Shew that the equation in rectangular cartesian coordinates of any conic through the vertices of the triangle formed by the lines \[ l_1x+m_1y+n_1=0, \quad l_2x+m_2y+n_2=0, \quad \text{and} \quad l_3x+m_3y+n_3=0 \] is of the form \[ \frac{a}{l_1x+m_1y+n_1} + \frac{b}{l_2x+m_2y+n_2} + \frac{c}{l_3x+m_3y+n_3} = 0, \] and that this conic is a circle if \[ a:b:c = (l_1^2+m_1^2)(l_2m_3-l_3m_2) : (l_2^2+m_2^2)(l_3m_1-l_1m_3) : (l_3^2+m_3^2)(l_1m_2-l_2m_1). \] Find the condition that the feet of perpendiculars from the origin on to the sides of the triangle shall be collinear.

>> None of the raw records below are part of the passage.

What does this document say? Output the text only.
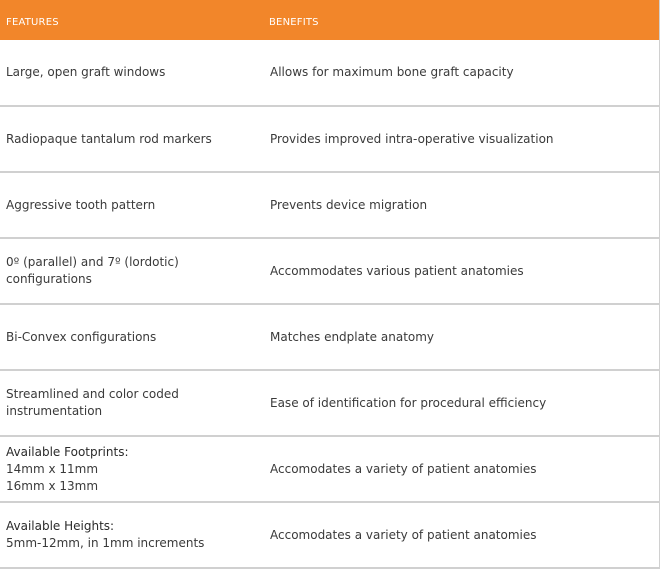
FEATURES	BENEFITS

Large, open graft windows	Allows for maximum bone graft capacity

Radiopaque tantalum rod markers	Provides improved intra-operative visualization

Aggressive tooth pattern	Prevents device migration

0º (parallel) and 7º (lordotic)
configurations	Accommodates various patient anatomies

Bi-Convex configurations	Matches endplate anatomy

Streamlined and color coded
instrumentation	Ease of identification for procedural efficiency

Available Footprints:
14mm x 11mm
16mm x 13mm	Accomodates a variety of patient anatomies

Available Heights:
5mm-12mm, in 1mm increments	Accomodates a variety of patient anatomies
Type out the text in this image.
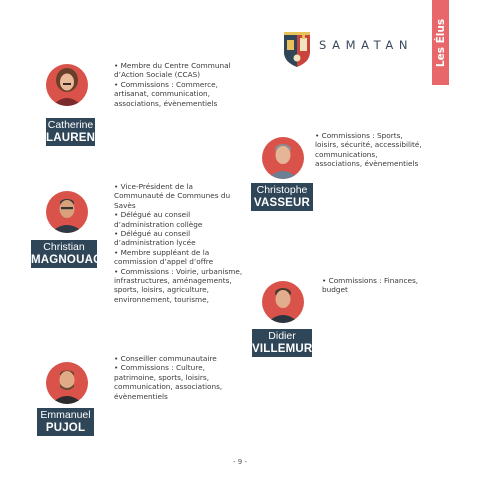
Les Élus
SAMATAN
Catherine
LAURENS
• Membre du Centre Communal
d’Action Sociale (CCAS)
• Commissions : Commerce,
artisanat, communication,
associations, évènementiels
Christophe
VASSEUR
• Commissions : Sports,
loisirs, sécurité, accessibilité,
communications,
associations, évènementiels
Christian
MAGNOUAC
• Vice-Président de la
Communauté de Communes du
Savès
• Délégué au conseil
d’administration collège
• Délégué au conseil
d’administration lycée
• Membre suppléant de la
commission d’appel d’offre
• Commissions : Voirie, urbanisme,
infrastructures, aménagements,
sports, loisirs, agriculture,
environnement, tourisme,
Didier
VILLEMUR
• Commissions : Finances,
budget
Emmanuel
PUJOL
• Conseiller communautaire
• Commissions : Culture,
patrimoine, sports, loisirs,
communication, associations,
évènementiels
- 9 -
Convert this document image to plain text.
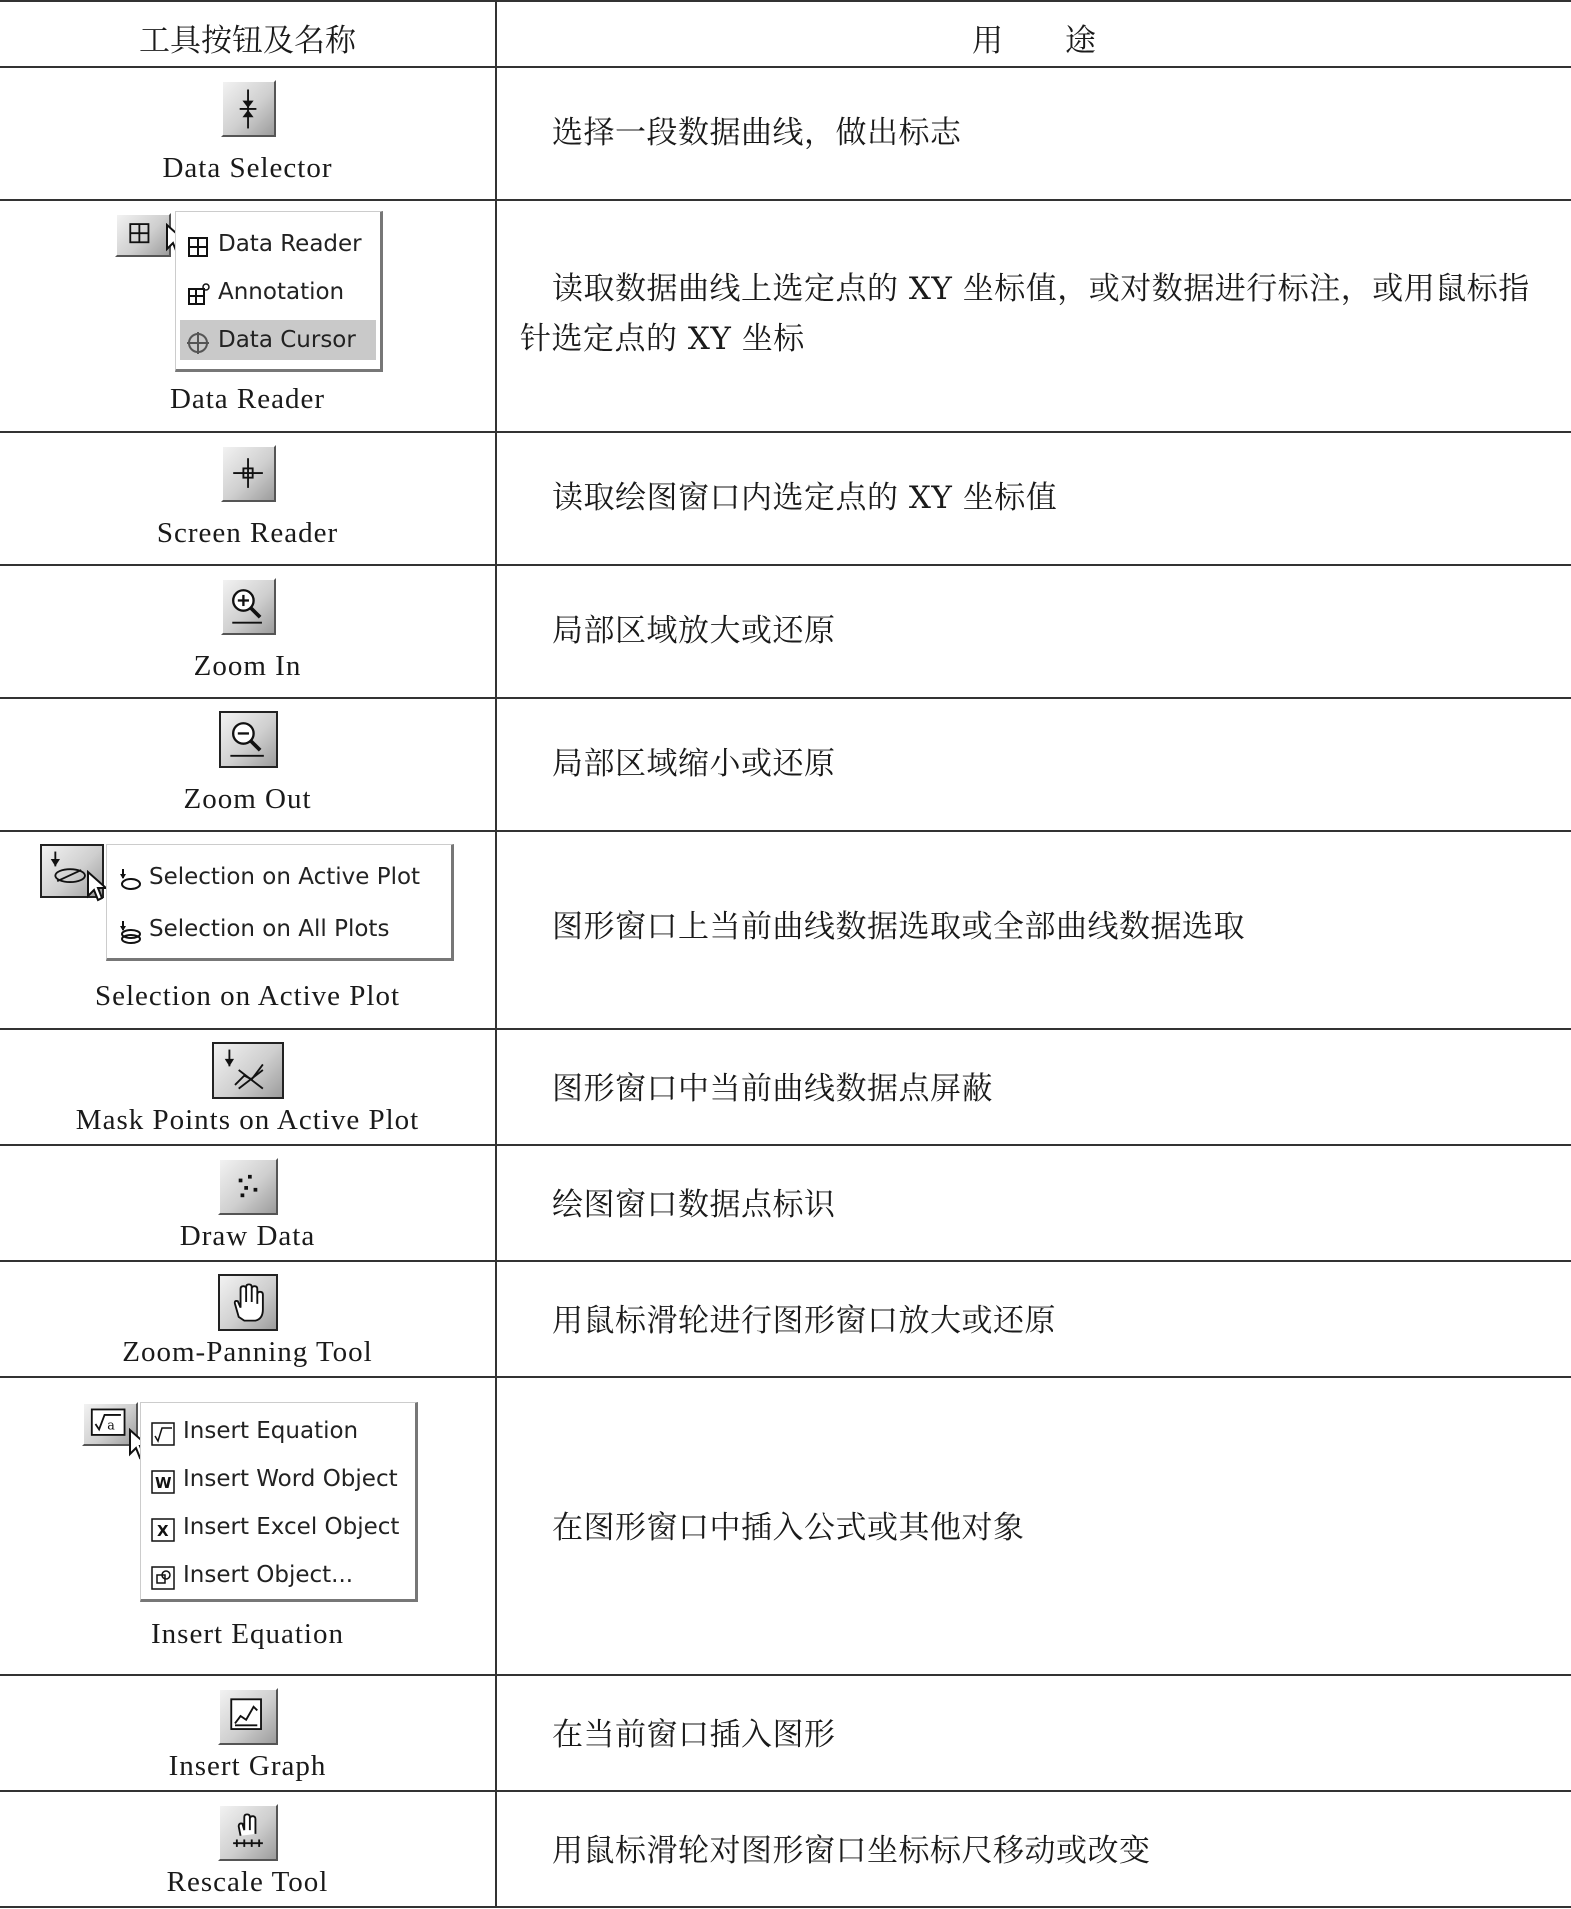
工具按钮及名称	用　　途
Data Selector
选择一段数据曲线，做出标志
Data Reader
Annotation
Data Cursor
Data Reader
读取数据曲线上选定点的 XY 坐标值，或对数据进行标注，或用鼠标指针选定点的 XY 坐标
Screen Reader
读取绘图窗口内选定点的 XY 坐标值
Zoom In
局部区域放大或还原
Zoom Out
局部区域缩小或还原
Selection on Active Plot
Selection on All Plots
Selection on Active Plot
图形窗口上当前曲线数据选取或全部曲线数据选取
Mask Points on Active Plot
图形窗口中当前曲线数据点屏蔽
Draw Data
绘图窗口数据点标识
Zoom-Panning Tool
用鼠标滑轮进行图形窗口放大或还原
a	Insert Equation
W Insert Word Object
X Insert Excel Object
Insert Object...
Insert Equation
在图形窗口中插入公式或其他对象
Insert Graph
在当前窗口插入图形
Rescale Tool
用鼠标滑轮对图形窗口坐标标尺移动或改变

Shew that the equation of the chord of the ellipse \(\frac{x^2}{a^2}+\frac{y^2}{b^2}=1\) which is perpendicularly bisected by the line \(lx+my=1\) is \(c^2\left(\frac{x}{l}-\frac{y}{m}\right) = \frac{a^2}{l^2} + \frac{b^2}{m^2}\), where \(c^2=a^2-b^2\). If the line \(lx+my=1\) touches the parabola \[ (x-y)^2 - 2\kappa(x+y)+\kappa^2=0, \] shew that the chord touches the parabola \[ c^4(x+y)^2 + 4\kappa c^2(b^2x-a^2y) = 4a^2b^2\kappa^2. \]

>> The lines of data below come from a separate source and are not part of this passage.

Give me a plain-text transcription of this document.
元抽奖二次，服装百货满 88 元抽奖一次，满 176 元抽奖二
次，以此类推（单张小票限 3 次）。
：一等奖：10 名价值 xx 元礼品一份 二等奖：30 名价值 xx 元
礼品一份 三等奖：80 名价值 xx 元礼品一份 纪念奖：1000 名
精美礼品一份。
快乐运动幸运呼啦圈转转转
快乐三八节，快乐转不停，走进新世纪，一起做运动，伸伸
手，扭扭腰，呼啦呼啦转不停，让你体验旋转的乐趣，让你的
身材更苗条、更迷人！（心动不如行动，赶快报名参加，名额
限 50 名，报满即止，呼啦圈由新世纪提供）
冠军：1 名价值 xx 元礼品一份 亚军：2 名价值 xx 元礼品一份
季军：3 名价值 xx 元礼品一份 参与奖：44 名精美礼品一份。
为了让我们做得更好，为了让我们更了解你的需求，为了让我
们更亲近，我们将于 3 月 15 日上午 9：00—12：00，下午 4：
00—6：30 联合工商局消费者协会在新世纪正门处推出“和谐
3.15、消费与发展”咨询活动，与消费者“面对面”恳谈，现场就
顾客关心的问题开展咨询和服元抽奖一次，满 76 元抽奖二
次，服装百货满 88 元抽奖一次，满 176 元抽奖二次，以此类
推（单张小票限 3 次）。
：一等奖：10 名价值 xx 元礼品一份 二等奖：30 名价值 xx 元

Find the equation of the conic \(\Sigma\) which passes through \((x_1, y_1)\) and has double contact with the conic \[ S \equiv ax^2+2hxy+by^2+2gx+2fy+c=0 \] along the line \(\lambda x + \mu y = 0\). Shew that as \(\lambda\) varies the locus of the centre of \(\Sigma\) is the conic whose equation is \[ (S_1-gx-fy-c)^2 = S_{11}(S-gx-fy-c), \] where \begin{align*} S_1 &= ax_1x+h(x_1y+xy_1)+by_1y+g(x_1+x)+f(y_1+y)+c, \\ \text{and } S_{11} &= ax_1^2+2hx_1y_1+by_1^2+2gx_1+2fy_1+c. \end{align*}
Shew that by a suitable choice of the triangle of reference the equations of a pencil of conics through four distinct fixed points may be taken as \[ \lambda x^2 + \mu y^2 + \nu z^2 = 0, \] where \(\lambda, \mu\) and \(\nu\) vary subject to the relation \[ \lambda a^2 + \mu b^2 + \nu c^2 = 0. \] Find the equation of the tangent at \((x_1, y_1, z_1)\) to the conic of the pencil which passes through \((x_1, y_1, z_1)\), and shew that the locus of points of contact of tangents from \((x_1, y_1, z_1)\) to conics of the pencil is a curve whose equation is \[ a^2yz(y_1z-z_1y)+b^2zx(z_1x-x_1z)+c^2xy(x_1y-y_1x)=0. \] Shew that this curve passes through \((x_1, y_1, z_1)\), the four common points of the pencil of conics, and the vertices of the common self polar triangle.